You might think corporate lawyers, whose professional lives depend on words, who are often known to others only through their words, would care how those words look. You might think that, but you’d be wrong, at least judging from the persistent kludginess of the agreements clogging up my inbox.

After reviewing Matthew Butterick’s wonderful Typography for Lawyers website, which shows just how easy it is to make our words look great, I found myself wishing our agreements looked better and wondering why they didn’t.

Why do so many corporate lawyers still use typewriter fonts? Why do the rest of us settle for Times New Roman? Why do we fully justify everything? Does any word really need to be bold, italic and underlined? And what’s with all those bold all-caps paragraphs?

In short, why do our agreements look like crap?

Butterick is a litigator, and his website is oriented towards litigators, so to explain the persistent crappiness of corporate documents I had to look inward. It wasn’t a pretty sight. Here are a few explanations:

   1.  Weakest link formatting. Unlike litigators, our documents are collaborative, each side adding its own edits along the way. As a result, our typography ends up being determined by the weakest link in the working group. If you serve up a first draft with good formatting, someone down the line will surely muck it up. Who has time fix it? And if someone serves up a first draft with bad formatting, those of us with a little design sense will ignore it, preferring to spend our deal capital fighting over more substantive issues. So, in the end, after going back and forth a few times, our documents tend to acquire a lowest-common denominator look.

   2.  The joy of impenetrability. Good typography makes a document easier to read, but sometimes we don’t want to make our documents easier to read. Litigators need a judge to read their brief and find it so convincing he rules in their favor. We just need someone to sign. So if an agreement is a chore to read, maybe, we think, the other side will just skip to the end and sign. Or if they insist on plowing through the whole thing, maybe their eyes will glaze over and their addled brain will miss some issues. Now I doubt bad typography has ever actually helped anyone this way – if anything, it’s only made others suspicious and facilitated later misunderstandings – but this sort of wishful thinking may explain why we put our most important paragraphs in all-caps bold-face type, thereby making them nearly impossible to read.

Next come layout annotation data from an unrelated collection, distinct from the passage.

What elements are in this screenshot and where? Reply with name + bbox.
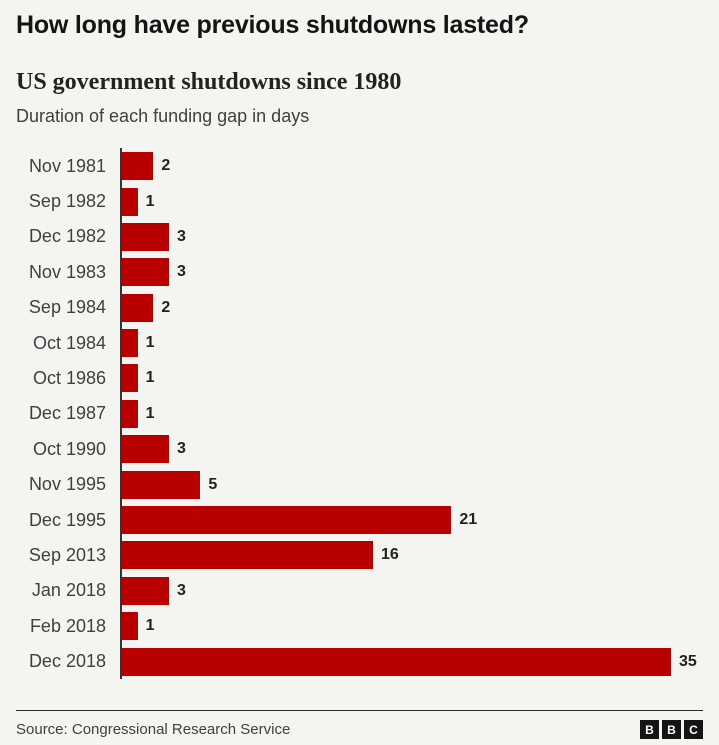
category-label: Oct 1984: [32, 332, 106, 353]
bbc-logo-block: B: [640, 720, 659, 739]
category-label: Dec 1995: [28, 509, 106, 530]
bar: [122, 399, 138, 428]
bar-zone: 3: [122, 573, 186, 608]
chart-row: Dec 1987 1: [16, 396, 703, 431]
chart-row: Sep 1984 2: [16, 290, 703, 325]
chart-row: Sep 2013 16: [16, 538, 703, 573]
value-label: 1: [145, 334, 155, 352]
source-text: Source: Congressional Research Service: [16, 721, 291, 738]
chart-rows: Nov 1981 2 Sep 1982 1 Dec 1982 3 Nov 1983 3 Sep …: [16, 148, 703, 679]
chart-row: Nov 1995 5: [16, 467, 703, 502]
bar: [122, 506, 452, 535]
bar-zone: 1: [122, 396, 155, 431]
value-label: 21: [459, 511, 478, 529]
bar-zone: 3: [122, 255, 186, 290]
value-label: 3: [177, 440, 186, 458]
value-label: 16: [380, 546, 399, 564]
bar: [122, 258, 170, 287]
category-label: Dec 1982: [28, 226, 106, 247]
bar-zone: 1: [122, 325, 155, 360]
chart-title: US government shutdowns since 1980: [16, 69, 402, 96]
bar-zone: 1: [122, 361, 155, 396]
bbc-logo-block: C: [684, 720, 703, 739]
page-title: How long have previous shutdowns lasted?: [16, 11, 529, 39]
bar-zone: 1: [122, 609, 155, 644]
chart-row: Sep 1982 1: [16, 184, 703, 219]
bar-zone: 16: [122, 538, 399, 573]
value-label: 1: [145, 404, 155, 422]
category-label: Feb 2018: [29, 615, 106, 636]
chart-description: Duration of each funding gap in days: [16, 105, 310, 126]
bar-chart: Nov 1981 2 Sep 1982 1 Dec 1982 3 Nov 1983 3 Sep …: [16, 148, 703, 680]
bar-zone: 5: [122, 467, 217, 502]
bar: [122, 435, 170, 464]
chart-row: Oct 1986 1: [16, 361, 703, 396]
bar: [122, 647, 671, 676]
category-label: Sep 2013: [28, 544, 106, 565]
value-label: 1: [145, 617, 155, 635]
y-axis-line: [120, 148, 122, 680]
category-label: Nov 1995: [28, 474, 106, 495]
bar-zone: 1: [122, 184, 155, 219]
category-label: Oct 1986: [32, 367, 106, 388]
bar: [122, 612, 138, 641]
chart-row: Dec 2018 35: [16, 644, 703, 679]
bar-zone: 35: [122, 644, 697, 679]
bar: [122, 576, 170, 605]
bar: [122, 293, 154, 322]
chart-row: Nov 1981 2: [16, 148, 703, 183]
chart-row: Oct 1990 3: [16, 432, 703, 467]
value-label: 3: [177, 227, 186, 245]
value-label: 5: [208, 475, 218, 493]
bar: [122, 470, 201, 499]
value-label: 2: [161, 157, 171, 175]
bar: [122, 222, 170, 251]
category-label: Dec 1987: [28, 403, 106, 424]
bar-zone: 21: [122, 502, 477, 537]
bar: [122, 364, 138, 393]
bbc-logo-block: B: [662, 720, 681, 739]
chart-row: Dec 1982 3: [16, 219, 703, 254]
bar: [122, 541, 373, 570]
footer: Source: Congressional Research Service B…: [16, 710, 703, 739]
value-label: 1: [145, 369, 155, 387]
chart-row: Dec 1995 21: [16, 502, 703, 537]
chart-row: Feb 2018 1: [16, 609, 703, 644]
bar-zone: 3: [122, 219, 186, 254]
bar: [122, 152, 154, 181]
bar: [122, 187, 138, 216]
chart-row: Jan 2018 3: [16, 573, 703, 608]
category-label: Sep 1982: [28, 191, 106, 212]
category-label: Jan 2018: [31, 580, 106, 601]
bar-zone: 2: [122, 148, 170, 183]
category-label: Sep 1984: [28, 297, 106, 318]
category-label: Oct 1990: [32, 438, 106, 459]
bar-zone: 3: [122, 432, 186, 467]
chart-row: Nov 1983 3: [16, 255, 703, 290]
chart-row: Oct 1984 1: [16, 325, 703, 360]
value-label: 35: [679, 652, 697, 670]
category-label: Nov 1983: [28, 261, 106, 282]
value-label: 1: [145, 192, 155, 210]
category-label: Dec 2018: [28, 651, 106, 672]
value-label: 2: [161, 298, 171, 316]
bar: [122, 329, 138, 358]
value-label: 3: [177, 581, 186, 599]
bar-zone: 2: [122, 290, 170, 325]
category-label: Nov 1981: [28, 155, 106, 176]
value-label: 3: [177, 263, 186, 281]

   3.  Blame it on EDGAR.  Many of us spent our formative years mired in EDGAR documents. Long after the rest of world moved to fancier formatting, EDGAR still hewed to its retro ASCII lineage, serving as perhaps the last bastion of the typewriter font. This arrested the typographical development of an entire generation of corporate lawyers, and we are living with the consequences.

   4.  White shirts, grey suits. Look around any gathering of corporate lawyers, and what you do see? A sea of white shirts and dark gray suits. If your idea of flash is a pinstripe, or a yellow tie, I can’t see your documents moving beyond the boring familiarity of Times New Roman. 

Notwithstanding the foregoing, I still wish our documents were easier on the eye, and I think we could all benefit from Mr. Butterick’s typography tutelage. His advice is concise, comprehensive and fun to read (“Don’t use Bookman unless you want your brief to look like it was printed during the Ford administration. If fonts were clothing, this would be the corduroy suit.”), so please, for all our sakes, give him a read.

This entry was posted in Uncategorized. Bookmark the permalink. Both comments and trackbacks are currently closed.

One Comment

  1. Posted May 26, 2009 at 7:04 am | Permalink

    My biggest gripe is fully justified text in agreements. Mostly because it is never done properly. The result is wildly different spacing from line to line in the document.

    For fully justified to work, you need to use hyphenation. Most lawyers are loathe to do the work or allow for extra punctuation (even if it is automated in MS Word).